Supervisors pause sign rule enforcement

Potential legal action threatened over yard signs

Supervisors pause sign rule enforcement

By Heather Michon, correspondent

County Attorney Fred Payne addressed a potential First Amendment legal challenge to Fluvanna County’s ordinances on the display of yard signs at Tuesday’s (July 2) Board of Supervisors meeting.

The ordinance allows yard signs to be displayed for up to 60 days before an event and 10 days after an event, such as an election.

Douglas R. McKusick, a senior staff attorney for The Rutherford Institute in Charlottesville, sent a four-page letter to the county June 26, saying the Institute had been asked by Dr. Elizabeth Alcorn “to review the constitutionality of Fluvanna’s sign regulations, which make content-based distinctions that result in limiting political speech in support of candidates.”

Alcorn, the Democratic challenger to incumbent Del. Rob Bell (R-Albemarle) in Virginia’s 58th District, believes that Fluvanna’s ordinances are impairing her ability “to promote her candidacy and establish name recognition in her campaign.”

The letter, made available to the public on The Rutherford Institute’s website, went on to state that “in order to dispel the chilling effect imposed by the 60-day limit on the political speech of all candidates and their supporters,” they requested that the county not enforce the provisions ahead of the upcoming November election.

Payne did not mention either Alcorn or The Rutherford Institute in his comments. He said he believed “the case on which the argument is based is an exceptionally unusual case” and it was open for “fair discussion” as to whether it was applicable to Fluvanna’s current ordinance.

“On the other hand, it impresses me that the county has more to lose than it has to gain from litigating it,” he added.

In his assessment, the county’s options were to enforce the current ordinance, to repeal time limits on yard signs altogether, or to amend the existing ordinance to strike the specific 60-day language and say only that signs were permitted within “a reasonable time” prior to an event.

His recommendation was for the board to initiate the process of amending the ordinance, which would involve the Planning Commission soliciting staff recommendations and public hearings on any changes before coming back to the Board of Supervisors for a final public hearing and vote.

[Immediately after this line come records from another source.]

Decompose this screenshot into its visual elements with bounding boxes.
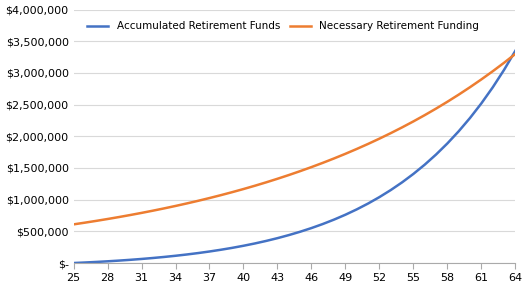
Accumulated Retirement Funds xyxy=(263,239,269,243)
Accumulated Retirement Funds xyxy=(252,242,258,245)
Accumulated Retirement Funds xyxy=(229,246,235,250)
Accumulated Retirement Funds xyxy=(70,261,77,265)
Line: Necessary Retirement Funding: Necessary Retirement Funding xyxy=(73,54,515,224)
Necessary Retirement Funding xyxy=(456,93,462,96)
Accumulated Retirement Funds xyxy=(421,163,428,166)
Accumulated Retirement Funds xyxy=(410,172,417,176)
Necessary Retirement Funding xyxy=(365,142,371,146)
Accumulated Retirement Funds xyxy=(467,116,473,120)
Necessary Retirement Funding xyxy=(410,120,417,123)
Accumulated Retirement Funds xyxy=(444,142,450,145)
Necessary Retirement Funding xyxy=(354,147,360,151)
Necessary Retirement Funding xyxy=(138,211,145,215)
Necessary Retirement Funding xyxy=(275,177,281,181)
Necessary Retirement Funding xyxy=(195,199,201,203)
Accumulated Retirement Funds xyxy=(127,258,134,262)
Necessary Retirement Funding xyxy=(229,190,235,194)
Necessary Retirement Funding xyxy=(388,131,394,135)
Accumulated Retirement Funds xyxy=(456,129,462,133)
Accumulated Retirement Funds xyxy=(116,259,122,262)
Accumulated Retirement Funds xyxy=(297,230,303,234)
Accumulated Retirement Funds xyxy=(286,233,292,237)
Necessary Retirement Funding xyxy=(184,202,190,205)
Necessary Retirement Funding xyxy=(433,107,439,110)
Accumulated Retirement Funds xyxy=(342,213,348,216)
Necessary Retirement Funding xyxy=(240,187,247,191)
Accumulated Retirement Funds xyxy=(376,195,383,199)
Accumulated Retirement Funds xyxy=(161,255,167,259)
Accumulated Retirement Funds xyxy=(206,250,213,253)
Necessary Retirement Funding xyxy=(489,70,496,73)
Necessary Retirement Funding xyxy=(376,137,383,140)
Necessary Retirement Funding xyxy=(252,184,258,188)
Necessary Retirement Funding xyxy=(331,157,337,160)
Accumulated Retirement Funds xyxy=(275,236,281,240)
Accumulated Retirement Funds xyxy=(433,153,439,156)
Accumulated Retirement Funds xyxy=(365,202,371,205)
Line: Accumulated Retirement Funds: Accumulated Retirement Funds xyxy=(73,51,515,263)
Accumulated Retirement Funds xyxy=(149,256,156,260)
Accumulated Retirement Funds xyxy=(512,49,518,53)
Necessary Retirement Funding xyxy=(161,207,167,210)
Necessary Retirement Funding xyxy=(116,215,122,219)
Accumulated Retirement Funds xyxy=(82,261,88,264)
Accumulated Retirement Funds xyxy=(489,86,496,89)
Accumulated Retirement Funds xyxy=(308,226,315,230)
Necessary Retirement Funding xyxy=(399,126,406,129)
Necessary Retirement Funding xyxy=(105,217,111,221)
Accumulated Retirement Funds xyxy=(478,102,485,105)
Accumulated Retirement Funds xyxy=(218,248,224,251)
Accumulated Retirement Funds xyxy=(331,218,337,221)
Necessary Retirement Funding xyxy=(478,78,485,81)
Accumulated Retirement Funds xyxy=(195,251,201,255)
Accumulated Retirement Funds xyxy=(388,188,394,192)
Accumulated Retirement Funds xyxy=(501,68,507,72)
Necessary Retirement Funding xyxy=(444,100,450,103)
Accumulated Retirement Funds xyxy=(184,253,190,256)
Accumulated Retirement Funds xyxy=(172,254,178,257)
Accumulated Retirement Funds xyxy=(319,222,326,226)
Necessary Retirement Funding xyxy=(149,209,156,212)
Necessary Retirement Funding xyxy=(82,221,88,224)
Accumulated Retirement Funds xyxy=(399,181,406,184)
Necessary Retirement Funding xyxy=(218,193,224,197)
Legend: Accumulated Retirement Funds, Necessary Retirement Funding: Accumulated Retirement Funds, Necessary … xyxy=(83,17,484,36)
Necessary Retirement Funding xyxy=(342,152,348,155)
Necessary Retirement Funding xyxy=(467,86,473,89)
Necessary Retirement Funding xyxy=(70,223,77,226)
Necessary Retirement Funding xyxy=(206,196,213,200)
Accumulated Retirement Funds xyxy=(93,260,99,264)
Necessary Retirement Funding xyxy=(172,204,178,208)
Necessary Retirement Funding xyxy=(308,165,315,169)
Necessary Retirement Funding xyxy=(286,173,292,177)
Necessary Retirement Funding xyxy=(127,213,134,217)
Accumulated Retirement Funds xyxy=(354,208,360,211)
Accumulated Retirement Funds xyxy=(138,257,145,261)
Necessary Retirement Funding xyxy=(421,113,428,117)
Accumulated Retirement Funds xyxy=(240,244,247,247)
Necessary Retirement Funding xyxy=(319,161,326,164)
Accumulated Retirement Funds xyxy=(105,260,111,263)
Necessary Retirement Funding xyxy=(263,181,269,184)
Necessary Retirement Funding xyxy=(93,219,99,223)
Necessary Retirement Funding xyxy=(501,61,507,64)
Necessary Retirement Funding xyxy=(297,169,303,173)
Necessary Retirement Funding xyxy=(512,52,518,56)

“In the meantime, I would suggest you authorize me and the zoning administrator to tell the person who is objecting that the provision in question is not going to be enforced against them while this proposal is pending,” he said. “I think that is only fair.”

Supervisors agreed to suspend enforcement of time limitations for temporary signs. They passed the motion to initiate an amendment to the ordinance on a vote of 5-0.

End of an era

“One last time,” Chair Mike Sheridan said as outgoing County Administrator Steve Nichols began his final county administrator’s report at the start of the meeting.

When the board reconvened after a dinner break, incoming County Administrator Eric Dahl took Nichols’ seat at the table. He read the lengthy certificate of commendation for Nichols’ seven years in office, listing his efforts “to improve service, efficiency and effectiveness” of county government.

“He continually reminded staff to be better tomorrow than we were today,” according to the commendation. The certificate also highlighted Nichols’ efforts to create opportunities for promotion and career advancement for staff.

Nichols was praised for his work on the James River and Zion Crossroads water projects, the E911 system, the Columbia Area Renewal Effort task force, and his work on increasing tourism, business and broadband within the county.

“Thank you for this opportunity,” Nichols said after rounds of handshakes, hugs and photographs with supervisors. “It has been amazing.”

Nichols’ last day was July 3 and he officially retired July 5, but the county isn’t done with him yet. In the final act of the evening, supervisors appointed him as project consultant for the James River water project to tap what Dahl called his “vast institutional knowledge” in meetings scheduled for later this year. The unpaid appointment runs through Dec. 31.

Other matters

Board members voted 5-0 on a number of agenda items during the meeting, including:

  • Revisions to the charter of the Economic Development and Tourism Advisory Council and the appointment of five new members.
  • New pay plan for the Department of Social Services for targeted pay increases not to exceed 10 percent per employee, with the county contributing $28,799 and accepting $29,977 in state and federal funds.
  • Two contracts totaling approximately $270,000 for the implementation of a new supervisory control and data acquisition computer system for the Zion Crossroads water and sewer project.
  • Multiple contracts totaling around $289,000 to Dewberry Engineering for the creation of a water and sewer master plan, an updated utility standards manual, an asset management plan, and a water and wastewater master plan.